M. [O] [T], partie perdant le procès, sera condamné au paiement des entiers dépens de l’instance, qui pourront être recouvrés conformément aux dispositions de l’article 699 du code de procédure civile.
— Sur les frais non compris dans les dépens
En application de l’article 700 du code de procédure civile, le juge condamne la partie tenue aux dépens ou la partie perdante à payer à l’autre partie la somme qu’il détermine au titre des frais exposés et non compris dans les dépens. Le juge tient compte de l’équité ou de la situation économique de la partie condamnée. Il peut, même d’office, pour des raisons tirées des mêmes considérations, dire qu’il n’y a lieu à condamnation.
Il n’apparaît pas équitable de laisser à la charge de la copropriété les frais non compris dans les dépens qui ont été exposés dans le cadre de la présente instance. Tenu aux dépens, M. [T] sera en outre condamné à payer au syndicat des copropriétaires la somme de 1 500 euros à ce titre.
Décision du 22 Janvier 2026
Charges de copropriété
N° RG 24/11325 – N° Portalis 352J-W-B7I-C5YOQ
— Sur l’exécution provisoire
Aux termes des articles 514 et suivants du code de procédure civile, dans leur rédaction issue du décret n°2019-1333 du 11 décembre 2019 et applicable aux instances introduites à compter du 1er janvier 2020, les décisions de première instance sont de droit exécutoires à titre provisoire à moins que la loi ou la décision rendue n’en dispose autrement.
Le juge peut écarter l’exécution provisoire de droit, en tout ou partie, s’il estime qu’elle est incompatible avec la nature de l’affaire. Il statue, d’office ou à la demande d’une partie, par décision spécialement motivée.

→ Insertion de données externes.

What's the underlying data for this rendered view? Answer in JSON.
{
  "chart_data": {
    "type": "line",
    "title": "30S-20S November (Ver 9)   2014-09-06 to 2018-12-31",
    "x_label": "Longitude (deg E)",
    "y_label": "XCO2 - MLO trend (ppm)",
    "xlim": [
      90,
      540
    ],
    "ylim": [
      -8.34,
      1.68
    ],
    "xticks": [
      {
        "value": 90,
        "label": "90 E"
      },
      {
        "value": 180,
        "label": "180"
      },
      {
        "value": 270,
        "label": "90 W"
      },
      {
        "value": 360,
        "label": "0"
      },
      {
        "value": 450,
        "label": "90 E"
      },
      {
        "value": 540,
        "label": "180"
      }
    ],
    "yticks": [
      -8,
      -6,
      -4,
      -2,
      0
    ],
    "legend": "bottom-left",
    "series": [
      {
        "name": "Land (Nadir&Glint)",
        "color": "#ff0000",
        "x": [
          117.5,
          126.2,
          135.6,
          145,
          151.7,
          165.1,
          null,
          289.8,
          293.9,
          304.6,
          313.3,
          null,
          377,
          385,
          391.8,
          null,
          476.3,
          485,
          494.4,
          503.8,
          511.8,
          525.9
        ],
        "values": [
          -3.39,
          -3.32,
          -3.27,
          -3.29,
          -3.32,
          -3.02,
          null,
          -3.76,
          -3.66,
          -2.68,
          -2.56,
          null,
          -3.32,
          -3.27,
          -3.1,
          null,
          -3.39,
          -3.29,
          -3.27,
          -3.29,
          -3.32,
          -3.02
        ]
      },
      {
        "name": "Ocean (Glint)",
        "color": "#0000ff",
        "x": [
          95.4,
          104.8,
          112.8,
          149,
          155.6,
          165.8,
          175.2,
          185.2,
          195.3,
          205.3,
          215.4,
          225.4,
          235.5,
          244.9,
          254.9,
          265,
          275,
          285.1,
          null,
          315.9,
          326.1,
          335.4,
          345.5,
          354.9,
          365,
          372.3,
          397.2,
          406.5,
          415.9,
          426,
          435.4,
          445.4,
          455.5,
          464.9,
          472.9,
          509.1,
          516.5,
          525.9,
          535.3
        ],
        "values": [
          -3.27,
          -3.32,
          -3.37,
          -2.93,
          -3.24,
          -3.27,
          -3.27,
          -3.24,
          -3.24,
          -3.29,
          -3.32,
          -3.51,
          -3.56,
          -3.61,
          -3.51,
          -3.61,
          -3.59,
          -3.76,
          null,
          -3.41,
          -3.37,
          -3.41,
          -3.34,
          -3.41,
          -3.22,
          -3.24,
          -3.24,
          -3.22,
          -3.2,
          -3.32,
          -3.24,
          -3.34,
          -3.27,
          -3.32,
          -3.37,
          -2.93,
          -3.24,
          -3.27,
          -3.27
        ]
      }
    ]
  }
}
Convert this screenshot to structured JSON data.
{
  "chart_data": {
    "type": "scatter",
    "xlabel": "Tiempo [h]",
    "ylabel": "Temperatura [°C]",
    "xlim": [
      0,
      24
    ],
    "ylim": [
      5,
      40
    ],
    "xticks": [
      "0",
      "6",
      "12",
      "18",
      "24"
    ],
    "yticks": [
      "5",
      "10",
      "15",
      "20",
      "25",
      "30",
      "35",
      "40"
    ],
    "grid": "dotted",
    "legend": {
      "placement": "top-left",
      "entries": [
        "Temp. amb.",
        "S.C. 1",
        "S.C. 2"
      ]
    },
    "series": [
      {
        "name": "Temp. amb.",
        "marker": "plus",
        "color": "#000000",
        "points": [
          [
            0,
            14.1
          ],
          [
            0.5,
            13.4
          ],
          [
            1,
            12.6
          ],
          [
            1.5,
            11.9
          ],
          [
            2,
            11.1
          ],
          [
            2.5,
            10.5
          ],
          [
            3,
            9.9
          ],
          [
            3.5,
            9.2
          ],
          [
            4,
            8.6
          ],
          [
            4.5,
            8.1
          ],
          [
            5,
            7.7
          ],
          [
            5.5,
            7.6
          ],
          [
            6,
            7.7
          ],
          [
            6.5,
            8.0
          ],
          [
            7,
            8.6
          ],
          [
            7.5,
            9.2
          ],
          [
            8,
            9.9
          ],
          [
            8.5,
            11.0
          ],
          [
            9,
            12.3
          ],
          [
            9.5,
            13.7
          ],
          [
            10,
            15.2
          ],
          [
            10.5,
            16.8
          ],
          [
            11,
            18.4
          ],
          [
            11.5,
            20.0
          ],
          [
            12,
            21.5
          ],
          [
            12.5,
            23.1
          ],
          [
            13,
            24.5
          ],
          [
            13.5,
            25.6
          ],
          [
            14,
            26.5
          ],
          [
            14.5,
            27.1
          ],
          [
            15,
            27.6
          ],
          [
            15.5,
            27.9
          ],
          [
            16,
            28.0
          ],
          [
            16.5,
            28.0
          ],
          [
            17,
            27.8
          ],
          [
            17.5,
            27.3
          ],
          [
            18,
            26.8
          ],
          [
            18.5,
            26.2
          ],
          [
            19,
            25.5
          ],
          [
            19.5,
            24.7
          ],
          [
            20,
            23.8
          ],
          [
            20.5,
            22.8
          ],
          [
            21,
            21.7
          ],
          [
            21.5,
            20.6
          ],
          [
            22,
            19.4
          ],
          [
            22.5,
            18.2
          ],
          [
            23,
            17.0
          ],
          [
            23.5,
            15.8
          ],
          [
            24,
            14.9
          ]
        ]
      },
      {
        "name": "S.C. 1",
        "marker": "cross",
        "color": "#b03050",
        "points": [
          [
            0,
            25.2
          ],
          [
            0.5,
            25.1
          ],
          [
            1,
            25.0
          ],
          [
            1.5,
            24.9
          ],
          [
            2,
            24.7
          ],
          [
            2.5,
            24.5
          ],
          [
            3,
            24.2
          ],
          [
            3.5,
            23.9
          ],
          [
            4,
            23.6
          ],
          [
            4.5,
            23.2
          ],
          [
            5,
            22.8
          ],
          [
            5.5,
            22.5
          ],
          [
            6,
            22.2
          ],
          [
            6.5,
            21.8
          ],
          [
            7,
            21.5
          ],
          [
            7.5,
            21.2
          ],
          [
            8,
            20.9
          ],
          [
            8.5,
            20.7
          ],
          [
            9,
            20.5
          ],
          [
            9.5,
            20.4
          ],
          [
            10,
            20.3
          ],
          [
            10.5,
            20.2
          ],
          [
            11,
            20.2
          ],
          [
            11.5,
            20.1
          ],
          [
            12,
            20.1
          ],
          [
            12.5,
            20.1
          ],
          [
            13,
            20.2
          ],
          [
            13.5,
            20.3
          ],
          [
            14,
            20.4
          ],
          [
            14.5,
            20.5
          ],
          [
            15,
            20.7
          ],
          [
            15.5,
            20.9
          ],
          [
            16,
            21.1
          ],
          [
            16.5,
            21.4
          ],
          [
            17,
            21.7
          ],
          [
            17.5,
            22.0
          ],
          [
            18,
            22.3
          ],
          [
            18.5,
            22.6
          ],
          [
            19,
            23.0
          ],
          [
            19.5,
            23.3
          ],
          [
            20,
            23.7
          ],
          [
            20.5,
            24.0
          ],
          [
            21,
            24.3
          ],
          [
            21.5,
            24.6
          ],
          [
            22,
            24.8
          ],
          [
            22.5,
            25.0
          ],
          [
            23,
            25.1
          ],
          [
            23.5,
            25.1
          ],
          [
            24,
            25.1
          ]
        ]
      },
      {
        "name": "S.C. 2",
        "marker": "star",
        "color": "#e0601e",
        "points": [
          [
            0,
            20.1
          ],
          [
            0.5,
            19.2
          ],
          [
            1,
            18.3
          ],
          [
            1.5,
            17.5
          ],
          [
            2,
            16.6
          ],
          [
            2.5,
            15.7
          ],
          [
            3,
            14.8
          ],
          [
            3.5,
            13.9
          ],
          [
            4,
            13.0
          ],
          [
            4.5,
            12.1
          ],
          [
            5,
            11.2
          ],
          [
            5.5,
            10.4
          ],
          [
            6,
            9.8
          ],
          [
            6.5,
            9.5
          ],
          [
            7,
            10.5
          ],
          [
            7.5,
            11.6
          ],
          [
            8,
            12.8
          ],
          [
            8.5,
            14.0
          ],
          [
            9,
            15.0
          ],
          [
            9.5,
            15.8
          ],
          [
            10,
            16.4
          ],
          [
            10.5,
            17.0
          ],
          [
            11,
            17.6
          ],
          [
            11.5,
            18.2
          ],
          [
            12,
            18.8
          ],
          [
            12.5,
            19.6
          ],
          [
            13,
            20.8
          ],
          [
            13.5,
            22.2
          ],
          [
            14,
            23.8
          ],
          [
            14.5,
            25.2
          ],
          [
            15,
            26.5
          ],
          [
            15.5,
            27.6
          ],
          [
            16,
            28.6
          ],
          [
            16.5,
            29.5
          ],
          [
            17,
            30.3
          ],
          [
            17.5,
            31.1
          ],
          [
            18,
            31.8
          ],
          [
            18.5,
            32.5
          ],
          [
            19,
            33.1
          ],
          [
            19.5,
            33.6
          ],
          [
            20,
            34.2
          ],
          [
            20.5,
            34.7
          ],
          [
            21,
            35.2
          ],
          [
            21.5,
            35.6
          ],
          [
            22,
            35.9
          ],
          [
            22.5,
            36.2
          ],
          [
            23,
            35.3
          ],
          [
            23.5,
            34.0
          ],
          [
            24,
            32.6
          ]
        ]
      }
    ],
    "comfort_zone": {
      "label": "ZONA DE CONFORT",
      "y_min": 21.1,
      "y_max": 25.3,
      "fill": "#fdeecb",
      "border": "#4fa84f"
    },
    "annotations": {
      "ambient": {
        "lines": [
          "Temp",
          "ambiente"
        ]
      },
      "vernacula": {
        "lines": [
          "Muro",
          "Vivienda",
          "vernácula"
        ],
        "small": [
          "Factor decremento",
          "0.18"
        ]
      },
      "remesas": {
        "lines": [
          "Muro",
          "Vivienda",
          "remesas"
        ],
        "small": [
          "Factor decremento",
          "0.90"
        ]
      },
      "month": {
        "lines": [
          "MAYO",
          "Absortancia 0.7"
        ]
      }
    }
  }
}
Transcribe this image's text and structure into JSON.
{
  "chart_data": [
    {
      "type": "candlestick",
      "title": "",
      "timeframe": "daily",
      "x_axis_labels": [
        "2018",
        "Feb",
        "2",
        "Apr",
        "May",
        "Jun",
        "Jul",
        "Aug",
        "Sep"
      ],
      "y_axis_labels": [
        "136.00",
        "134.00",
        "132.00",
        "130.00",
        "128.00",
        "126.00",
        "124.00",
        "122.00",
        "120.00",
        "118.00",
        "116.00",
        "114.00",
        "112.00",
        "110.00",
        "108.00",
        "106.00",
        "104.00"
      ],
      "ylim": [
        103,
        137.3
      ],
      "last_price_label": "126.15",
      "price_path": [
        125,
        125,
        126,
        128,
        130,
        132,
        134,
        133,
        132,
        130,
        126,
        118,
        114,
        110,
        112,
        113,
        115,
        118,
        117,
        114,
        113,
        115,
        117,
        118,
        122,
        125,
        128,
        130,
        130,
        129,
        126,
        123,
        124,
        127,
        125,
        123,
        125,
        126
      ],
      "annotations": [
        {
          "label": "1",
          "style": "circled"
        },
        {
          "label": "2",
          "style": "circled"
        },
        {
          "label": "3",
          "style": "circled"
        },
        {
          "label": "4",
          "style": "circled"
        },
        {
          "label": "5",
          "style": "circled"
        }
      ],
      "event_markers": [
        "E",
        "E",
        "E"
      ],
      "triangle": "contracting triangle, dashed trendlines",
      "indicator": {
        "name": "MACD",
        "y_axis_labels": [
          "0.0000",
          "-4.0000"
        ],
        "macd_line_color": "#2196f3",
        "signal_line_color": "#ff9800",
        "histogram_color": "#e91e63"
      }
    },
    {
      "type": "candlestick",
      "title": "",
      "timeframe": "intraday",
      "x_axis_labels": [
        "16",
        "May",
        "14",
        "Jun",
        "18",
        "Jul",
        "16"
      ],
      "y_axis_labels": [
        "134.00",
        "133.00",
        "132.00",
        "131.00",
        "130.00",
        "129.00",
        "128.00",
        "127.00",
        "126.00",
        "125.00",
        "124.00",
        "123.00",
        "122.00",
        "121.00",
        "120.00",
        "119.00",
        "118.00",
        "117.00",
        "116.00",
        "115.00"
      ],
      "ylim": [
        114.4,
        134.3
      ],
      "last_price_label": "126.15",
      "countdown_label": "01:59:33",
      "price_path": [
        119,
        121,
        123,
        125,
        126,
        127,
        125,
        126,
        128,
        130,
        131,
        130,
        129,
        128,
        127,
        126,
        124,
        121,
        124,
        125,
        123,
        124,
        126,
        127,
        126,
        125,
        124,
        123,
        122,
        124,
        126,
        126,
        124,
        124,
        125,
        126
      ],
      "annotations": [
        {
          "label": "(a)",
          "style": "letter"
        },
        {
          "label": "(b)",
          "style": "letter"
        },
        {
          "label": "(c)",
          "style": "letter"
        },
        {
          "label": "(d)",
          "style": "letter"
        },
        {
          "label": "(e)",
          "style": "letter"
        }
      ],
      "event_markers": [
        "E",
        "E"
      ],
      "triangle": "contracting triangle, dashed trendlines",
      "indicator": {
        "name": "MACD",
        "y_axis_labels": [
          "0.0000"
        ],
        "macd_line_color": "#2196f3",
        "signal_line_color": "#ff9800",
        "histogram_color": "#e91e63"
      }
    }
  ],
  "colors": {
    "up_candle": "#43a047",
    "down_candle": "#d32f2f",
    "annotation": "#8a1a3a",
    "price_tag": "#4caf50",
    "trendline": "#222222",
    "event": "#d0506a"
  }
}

En l’espèce, au regard de la nature des condamnations prononcées et de l’ancienneté du litige, il n’y a pas lieu d’écarter l’exécution provisoire de droit.
PAR CES MOTIFS,
Le tribunal, statuant par un jugement réputé contradictoire, en premier ressort, après débats en audience publique et par mise à disposition au greffe,
Condamne M. [O] [T] à payer au syndicat des copropriétaires de l’immeuble sis [Adresse 1] à [Localité 1] les sommes de :
— 5 459,09 euros au titre des charges de copropriété impayées (arrêtées au 15 juillet 2024), avec intérêts au taux légal à compter du 12 septembre 2024 ;
— 60 euros au titre des frais de recouvrement, avec intérêts au taux légal à compter du 12 septembre 2024 ;
— 1 000 euros, à titre de dommages et intérêts ;
— 1 500,00 euros au titre des frais irrépétibles ;
Ordonne la capitalisation des intérêts dus pour au moins une année entière ;
Condamne M. [O] [T] au paiement des entiers dépens de l’instance, qui pourront être recouvrés conformément aux dispositions de l’article 699 du code de procédure civile ;
Dit n’y avoir lieu d’écarter l’exécution provisoire de droit.
Fait et jugé à Paris le 22 Janvier 2026.